Plus de 5 millions de Français sont privés d’emploi mais 8,5 millions vivent sous le seuil de pauvreté. Si l’on ajoute qu’en 2012, 25% des personnes sans domicile fixe travaillaient, il apparaît clairement que l’emploi seul ne protège pas toujours de la précarité. Il n’est plus forcément non plus synonyme de promotion sociale : le risque de pauvreté se transmet largement des parents aux enfants, alimentant la peur d’un déclassement durable et bafouant cette notion d’égalité des chances à laquelle nous sommes si attachés. 60% des enfants d’ouvriers non qualifiés ont en effet un diplôme inférieur au Bac. Il suffit alors de rappeler que les personnes peu qualifiées avaient en 2012 trois fois plus de risques d’être au chômage que les personnes diplômées d’études supérieures (et que le taux de chômage des cadres est de 3,7 %) pour comprendre qu’il s’agit d’une spirale infernale. Dans ce contexte, la maîtrise nécessaire des déficits et de l’endettement publics de notre pays ne peut se faire au détriment des plus fragiles, c’est-à-dire des politiques de redistribution sociale et de lutte contre la reproduction des inégalités.
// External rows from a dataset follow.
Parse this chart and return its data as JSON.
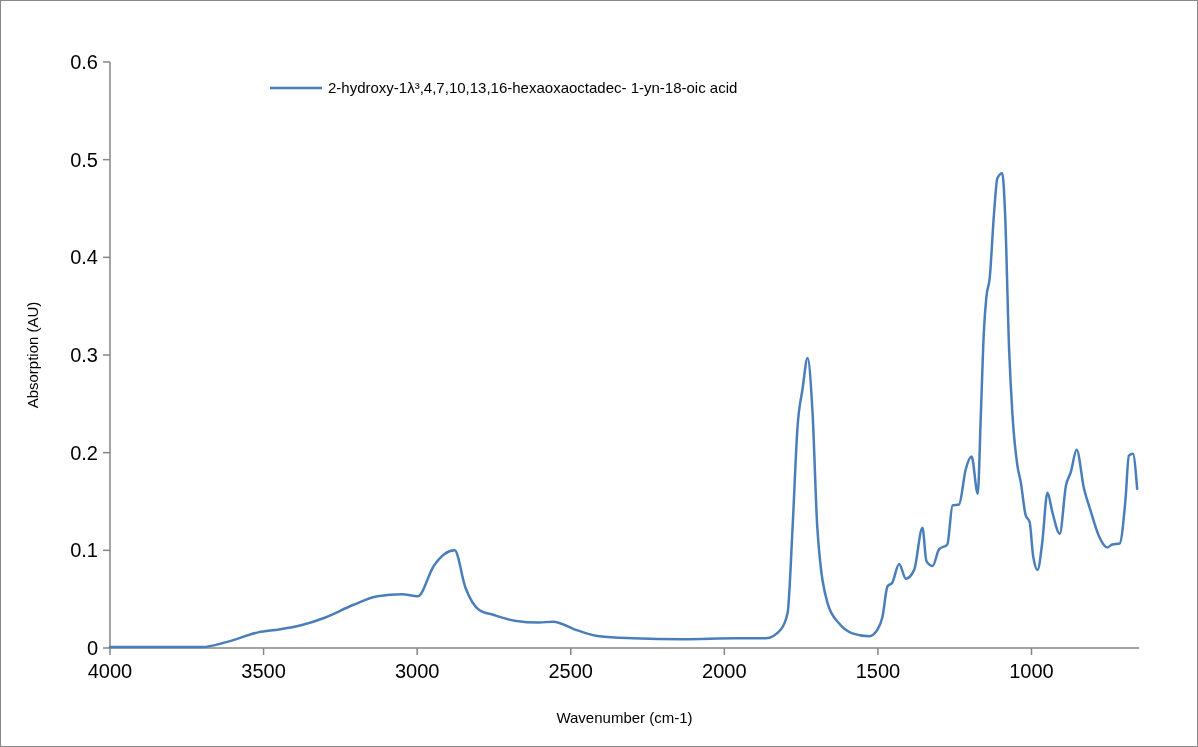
{
  "chart_data": {
    "type": "line",
    "xlabel": "Wavenumber (cm-1)",
    "ylabel": "Absorption (AU)",
    "xlim": [
      4000,
      650
    ],
    "xticks": [
      4000,
      3500,
      3000,
      2500,
      2000,
      1500,
      1000
    ],
    "ylim": [
      0,
      0.6
    ],
    "yticks": [
      0,
      0.1,
      0.2,
      0.3,
      0.4,
      0.5,
      0.6
    ],
    "grid": false,
    "legend": "top",
    "marker": "none",
    "line_style": "solid",
    "series": [
      {
        "name": "2-hydroxy-1λ³,4,7,10,13,16-hexaoxaoctadec- 1-yn-18-oic acid",
        "color": "#4a7ebb",
        "x": [
          4000,
          3700,
          3621,
          3518,
          3449,
          3381,
          3301,
          3209,
          3129,
          3049,
          2998,
          2946,
          2912,
          2878,
          2843,
          2798,
          2752,
          2683,
          2603,
          2558,
          2478,
          2407,
          2298,
          2135,
          1962,
          1865,
          1816,
          1794,
          1778,
          1762,
          1745,
          1729,
          1713,
          1697,
          1664,
          1626,
          1583,
          1528,
          1501,
          1485,
          1469,
          1453,
          1431,
          1409,
          1382,
          1355,
          1342,
          1322,
          1301,
          1274,
          1257,
          1236,
          1214,
          1195,
          1175,
          1165,
          1155,
          1147,
          1136,
          1122,
          1111,
          1095,
          1086,
          1073,
          1062,
          1046,
          1035,
          1019,
          1006,
          995,
          980,
          965,
          948,
          932,
          908,
          888,
          872,
          853,
          829,
          808,
          781,
          753,
          737,
          713,
          694,
          683,
          670,
          656
        ],
        "values": [
          0.001,
          0.001,
          0.006,
          0.016,
          0.019,
          0.023,
          0.031,
          0.044,
          0.053,
          0.055,
          0.053,
          0.084,
          0.096,
          0.1,
          0.062,
          0.039,
          0.034,
          0.028,
          0.026,
          0.027,
          0.018,
          0.012,
          0.01,
          0.009,
          0.01,
          0.01,
          0.019,
          0.036,
          0.122,
          0.225,
          0.266,
          0.297,
          0.242,
          0.122,
          0.046,
          0.025,
          0.015,
          0.012,
          0.019,
          0.032,
          0.063,
          0.067,
          0.086,
          0.071,
          0.08,
          0.123,
          0.089,
          0.084,
          0.101,
          0.106,
          0.146,
          0.147,
          0.183,
          0.196,
          0.158,
          0.238,
          0.324,
          0.359,
          0.379,
          0.445,
          0.481,
          0.486,
          0.445,
          0.307,
          0.239,
          0.187,
          0.17,
          0.136,
          0.129,
          0.095,
          0.08,
          0.108,
          0.159,
          0.139,
          0.117,
          0.166,
          0.18,
          0.203,
          0.163,
          0.141,
          0.115,
          0.103,
          0.106,
          0.107,
          0.152,
          0.197,
          0.199,
          0.163
        ]
      }
    ]
  }
}
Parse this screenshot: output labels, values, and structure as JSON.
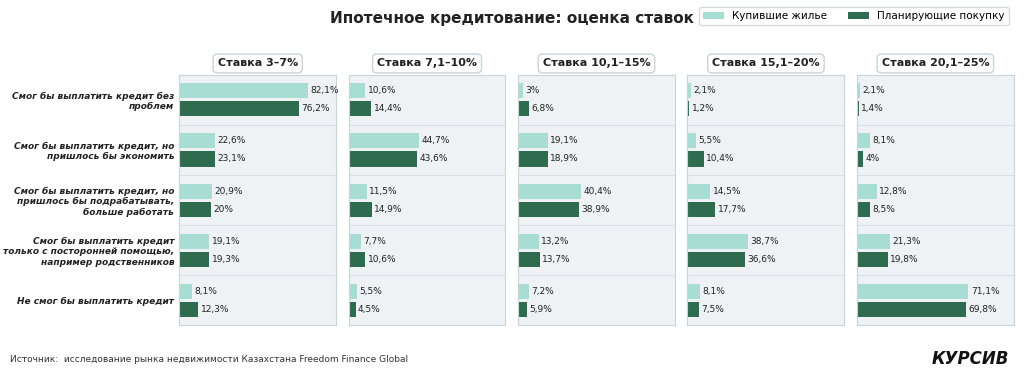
{
  "title": "Ипотечное кредитование: оценка ставок",
  "annotations": [
    "Источник:  исследование рынка недвижимости Казахстана Freedom Finance Global",
    "КУРСИВ"
  ],
  "chart_data": [
    {
      "type": "bar",
      "orientation": "horizontal",
      "title": "Ставка 3–7%",
      "tick_labels": "y",
      "legend": "upper right",
      "data_labels": true,
      "xlim": [
        0,
        100
      ],
      "categories": [
        "Смог бы выплатить кредит без проблем",
        "Смог бы выплатить кредит, но пришлось бы экономить",
        "Смог бы выплатить кредит, но пришлось бы подрабатывать, больше работать",
        "Смог бы выплатить кредит только с посторонней помощью, например родственников",
        "Не смог бы выплатить кредит"
      ],
      "series": [
        {
          "name": "Купившие жилье",
          "color": "#a8ddd3",
          "values": [
            82.1,
            22.6,
            20.9,
            19.1,
            8.1
          ],
          "value_labels": [
            "82,1%",
            "22,6%",
            "20,9%",
            "19,1%",
            "8,1%"
          ]
        },
        {
          "name": "Планирующие покупку",
          "color": "#2e6b4f",
          "values": [
            76.2,
            23.1,
            20,
            19.3,
            12.3
          ],
          "value_labels": [
            "76,2%",
            "23,1%",
            "20%",
            "19,3%",
            "12,3%"
          ]
        }
      ]
    },
    {
      "type": "bar",
      "orientation": "horizontal",
      "title": "Ставка 7,1–10%",
      "tick_labels": false,
      "data_labels": true,
      "xlim": [
        0,
        100
      ],
      "categories": [
        "Смог бы выплатить кредит без проблем",
        "Смог бы выплатить кредит, но пришлось бы экономить",
        "Смог бы выплатить кредит, но пришлось бы подрабатывать, больше работать",
        "Смог бы выплатить кредит только с посторонней помощью, например родственников",
        "Не смог бы выплатить кредит"
      ],
      "series": [
        {
          "name": "Купившие жилье",
          "color": "#a8ddd3",
          "values": [
            10.6,
            44.7,
            11.5,
            7.7,
            5.5
          ],
          "value_labels": [
            "10,6%",
            "44,7%",
            "11,5%",
            "7,7%",
            "5,5%"
          ]
        },
        {
          "name": "Планирующие покупку",
          "color": "#2e6b4f",
          "values": [
            14.4,
            43.6,
            14.9,
            10.6,
            4.5
          ],
          "value_labels": [
            "14,4%",
            "43,6%",
            "14,9%",
            "10,6%",
            "4,5%"
          ]
        }
      ]
    },
    {
      "type": "bar",
      "orientation": "horizontal",
      "title": "Ставка 10,1–15%",
      "tick_labels": false,
      "data_labels": true,
      "xlim": [
        0,
        100
      ],
      "categories": [
        "Смог бы выплатить кредит без проблем",
        "Смог бы выплатить кредит, но пришлось бы экономить",
        "Смог бы выплатить кредит, но пришлось бы подрабатывать, больше работать",
        "Смог бы выплатить кредит только с посторонней помощью, например родственников",
        "Не смог бы выплатить кредит"
      ],
      "series": [
        {
          "name": "Купившие жилье",
          "color": "#a8ddd3",
          "values": [
            3,
            19.1,
            40.4,
            13.2,
            7.2
          ],
          "value_labels": [
            "3%",
            "19,1%",
            "40,4%",
            "13,2%",
            "7,2%"
          ]
        },
        {
          "name": "Планирующие покупку",
          "color": "#2e6b4f",
          "values": [
            6.8,
            18.9,
            38.9,
            13.7,
            5.9
          ],
          "value_labels": [
            "6,8%",
            "18,9%",
            "38,9%",
            "13,7%",
            "5,9%"
          ]
        }
      ]
    },
    {
      "type": "bar",
      "orientation": "horizontal",
      "title": "Ставка 15,1–20%",
      "tick_labels": false,
      "data_labels": true,
      "xlim": [
        0,
        100
      ],
      "categories": [
        "Смог бы выплатить кредит без проблем",
        "Смог бы выплатить кредит, но пришлось бы экономить",
        "Смог бы выплатить кредит, но пришлось бы подрабатывать, больше работать",
        "Смог бы выплатить кредит только с посторонней помощью, например родственников",
        "Не смог бы выплатить кредит"
      ],
      "series": [
        {
          "name": "Купившие жилье",
          "color": "#a8ddd3",
          "values": [
            2.1,
            5.5,
            14.5,
            38.7,
            8.1
          ],
          "value_labels": [
            "2,1%",
            "5,5%",
            "14,5%",
            "38,7%",
            "8,1%"
          ]
        },
        {
          "name": "Планирующие покупку",
          "color": "#2e6b4f",
          "values": [
            1.2,
            10.4,
            17.7,
            36.6,
            7.5
          ],
          "value_labels": [
            "1,2%",
            "10,4%",
            "17,7%",
            "36,6%",
            "7,5%"
          ]
        }
      ]
    },
    {
      "type": "bar",
      "orientation": "horizontal",
      "title": "Ставка 20,1–25%",
      "tick_labels": false,
      "data_labels": true,
      "xlim": [
        0,
        100
      ],
      "categories": [
        "Смог бы выплатить кредит без проблем",
        "Смог бы выплатить кредит, но пришлось бы экономить",
        "Смог бы выплатить кредит, но пришлось бы подрабатывать, больше работать",
        "Смог бы выплатить кредит только с посторонней помощью, например родственников",
        "Не смог бы выплатить кредит"
      ],
      "series": [
        {
          "name": "Купившие жилье",
          "color": "#a8ddd3",
          "values": [
            2.1,
            8.1,
            12.8,
            21.3,
            71.1
          ],
          "value_labels": [
            "2,1%",
            "8,1%",
            "12,8%",
            "21,3%",
            "71,1%"
          ]
        },
        {
          "name": "Планирующие покупку",
          "color": "#2e6b4f",
          "values": [
            1.4,
            4,
            8.5,
            19.8,
            69.8
          ],
          "value_labels": [
            "1,4%",
            "4%",
            "8,5%",
            "19,8%",
            "69,8%"
          ]
        }
      ]
    }
  ]
}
Acteurs de la solidarité, du développement économique, chercheurs, citoyens, nous croyons qu’aucune ambition pour une société n’est plus belle, mais aussi plus indispensable à sa cohésion, que celle de donner à tous ses membres les moyens de s’y épanouir, de progresser, et des chances égales d’y parvenir. Si l’emploi et la croissance, sont des conditions essentielles pour donner vie à cette ambition, ils ne suffiront pas à faire disparaître les fléaux qui étouffent notre société : la pauvreté, les inégalités et la stigmatisation des plus fragiles. C’est pourquoi, nous vous demandons, Monsieur le Président de la République, dans le prolongement du plan quinquennal de lutte contre la pauvreté adopté début 2013, de prendre des mesures ciblées à destination des personnes en situation de pauvreté dans le cadre des politiques de soutien à l’activité que vous mettez en œuvre actuellement.

La mobilisation pour l’emploi doit ainsi profiter aux personnes qui en sont les plus éloignées. A votre initiative et sur proposition du collectif Alerte, la lutte contre le chômage de longue durée est devenue depuis la dernière conférence sociale une grande cause nationale. Mais dans les faits, l’Etat et les partenaires sociaux peinent à s’accorder sur des mesures de bon sens : la réorientation d’une partie des crédits de la formation professionnelle sur les publics les plus éloignés de l’emploi et l’engagement par les entreprises de pratiques concrètes de recrutement, d’immersion, de tutorat adaptées à des personnes exclues depuis trop longtemps du marché du travail. Les travaux naissants des partenaires sociaux et de l’Etat doivent aboutir à une vaste mobilisation nationale, à un engagement de tous et les associations d’insertion par l’activité économique – qui accompagnent ces personnes au quotidien- pouvoir prendre toute leur part à ce volet social du pacte de responsabilité.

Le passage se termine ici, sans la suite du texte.